7.1 Op grond van de brief van 4 juli 2013 van de gerechtsdeurwaarder aan klaagster, staat vast dat de gerechtsdeurwaarder teveel aan zijn opdrachtgever heeft afgedragen. Ook staat vast, dat is door hem ook erkend, dat de gerechtsdeurwaarder nog                         € 5.664,51 onder zich heeft. Uit de berekening van de accountant van klaagster van 1 juni 2012 blijkt echter ook dat klaagster op grond van een andere titel nog gelden aan haar wederpartij verschuldigd was. Of met de door klaagster gedane betalingen ook aan deze titel was voldaan, valt niet vast te stellen en is ook niet ter beoordeling aan de Kamer. Dat geldt ook voor de beantwoording van de vraag aan wie het bedrag dat de gerechtsdeurwaarder nog onder zich heeft toekomt.

7.2 Of het standpunt van de gerechtsdeurwaarder dat hij zijn declaratie kan verrekenen met het bedrag dat hij nog onder zich heeft juist is, valt nog te bezien. Dit hangt af van het antwoord op de vraag wie rechthebbende is van dat bedrag en zoals hiervoor vermeld is de beantwoording van die vraag niet aan de Kamer. Als het bedrag aan klaagster toebehoort is het feit dat de opdrachtgever de declaratie van de gerechtsdeurwaarder niet wenst te betalen geen valide reden het bedrag van de declaratie te verrekenen met het bedrag dat de gerechtsdeurwaarder nog onder zich heeft. Voor zijn declaratie dient de gerechtsdeurwaarder dan (uiteindelijk in rechte) zijn opdrachtgever aan te spreken. Dat de gerechtsdeurwaarder hierdoor volgens eigen zeggen “kind van de rekening” wordt, doet hier niet aan af. Nu de Kamer evenwel niet kan vaststellen dat het bedrag dat de gerechtsdeurwaarder onder zich heeft klaagster toebehoort, kan evenmin worden vastgesteld dat sprake is van klachtwaardig handelen.

7.3 Op grond hiervan kan het door klaagster ingestelde verzet niet slagen. Naar het oordeel van de Kamer heeft de voorzitter terecht en op juiste gronden geoordeeld dat de gerechtsdeurwaarder jegens klaagster niet tuchtrechtelijk laakbaar heeft gehandeld. In verzet zijn geen gronden aangevoerd die dit anders maken. Hetgeen door klaagster in verzet is aangevoerd werpt naar het oordeel van de Kamer geen nieuw licht op de zaak waarover de voorzitter heeft beslist. De Kamer zal het verzet met aanvulling van de motivering ongegrond verklaren.

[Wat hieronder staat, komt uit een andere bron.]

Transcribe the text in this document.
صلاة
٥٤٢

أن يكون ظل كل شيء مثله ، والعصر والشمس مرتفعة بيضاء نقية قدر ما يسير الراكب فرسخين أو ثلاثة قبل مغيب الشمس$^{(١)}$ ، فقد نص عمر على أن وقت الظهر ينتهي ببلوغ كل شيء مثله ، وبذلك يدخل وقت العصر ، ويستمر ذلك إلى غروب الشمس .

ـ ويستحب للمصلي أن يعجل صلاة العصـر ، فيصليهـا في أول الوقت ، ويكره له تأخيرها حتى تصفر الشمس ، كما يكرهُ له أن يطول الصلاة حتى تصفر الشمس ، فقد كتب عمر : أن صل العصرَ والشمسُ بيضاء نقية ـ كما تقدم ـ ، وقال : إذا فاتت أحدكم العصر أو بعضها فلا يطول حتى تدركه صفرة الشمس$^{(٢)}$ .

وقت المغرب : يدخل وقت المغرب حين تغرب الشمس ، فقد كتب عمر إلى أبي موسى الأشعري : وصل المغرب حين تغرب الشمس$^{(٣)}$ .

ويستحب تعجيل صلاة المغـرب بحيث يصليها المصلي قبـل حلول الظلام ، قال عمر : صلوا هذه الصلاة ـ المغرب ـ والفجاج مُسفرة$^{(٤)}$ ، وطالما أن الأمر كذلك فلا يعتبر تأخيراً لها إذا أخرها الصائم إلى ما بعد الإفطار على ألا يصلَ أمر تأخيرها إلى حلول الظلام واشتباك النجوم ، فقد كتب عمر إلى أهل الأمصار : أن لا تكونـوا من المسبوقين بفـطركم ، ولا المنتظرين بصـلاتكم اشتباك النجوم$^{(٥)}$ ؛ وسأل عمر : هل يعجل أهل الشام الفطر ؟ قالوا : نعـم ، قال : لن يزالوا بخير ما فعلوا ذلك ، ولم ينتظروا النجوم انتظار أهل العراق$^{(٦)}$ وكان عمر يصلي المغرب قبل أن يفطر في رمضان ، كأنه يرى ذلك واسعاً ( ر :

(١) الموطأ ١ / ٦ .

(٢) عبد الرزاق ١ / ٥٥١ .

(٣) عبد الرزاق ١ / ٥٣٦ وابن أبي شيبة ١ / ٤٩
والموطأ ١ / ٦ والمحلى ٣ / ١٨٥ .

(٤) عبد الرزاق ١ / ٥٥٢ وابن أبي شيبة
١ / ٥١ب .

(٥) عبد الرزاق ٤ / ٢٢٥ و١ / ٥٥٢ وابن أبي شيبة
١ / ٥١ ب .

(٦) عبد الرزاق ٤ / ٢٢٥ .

8. Op grond van het voorgaande wordt beslist als volgt.

BESLISSING:

De Kamer voor Gerechtsdeurwaarders:

-        verklaart het verzet ongegrond.

Aldus gegeven door mr. C.W. Inden, voorzitter, mr. M. Nijenhuis en M. Colijn, leden, en uitgesproken ter openbare terechtzitting van 7 januari 2014 in tegenwoordigheid van de secretaris.

Tegen deze beslissing staat op grond van het bepaalde in artikel 39, lid 4 van de

Gerechtsdeurwaarderswet geen rechtsmiddel open.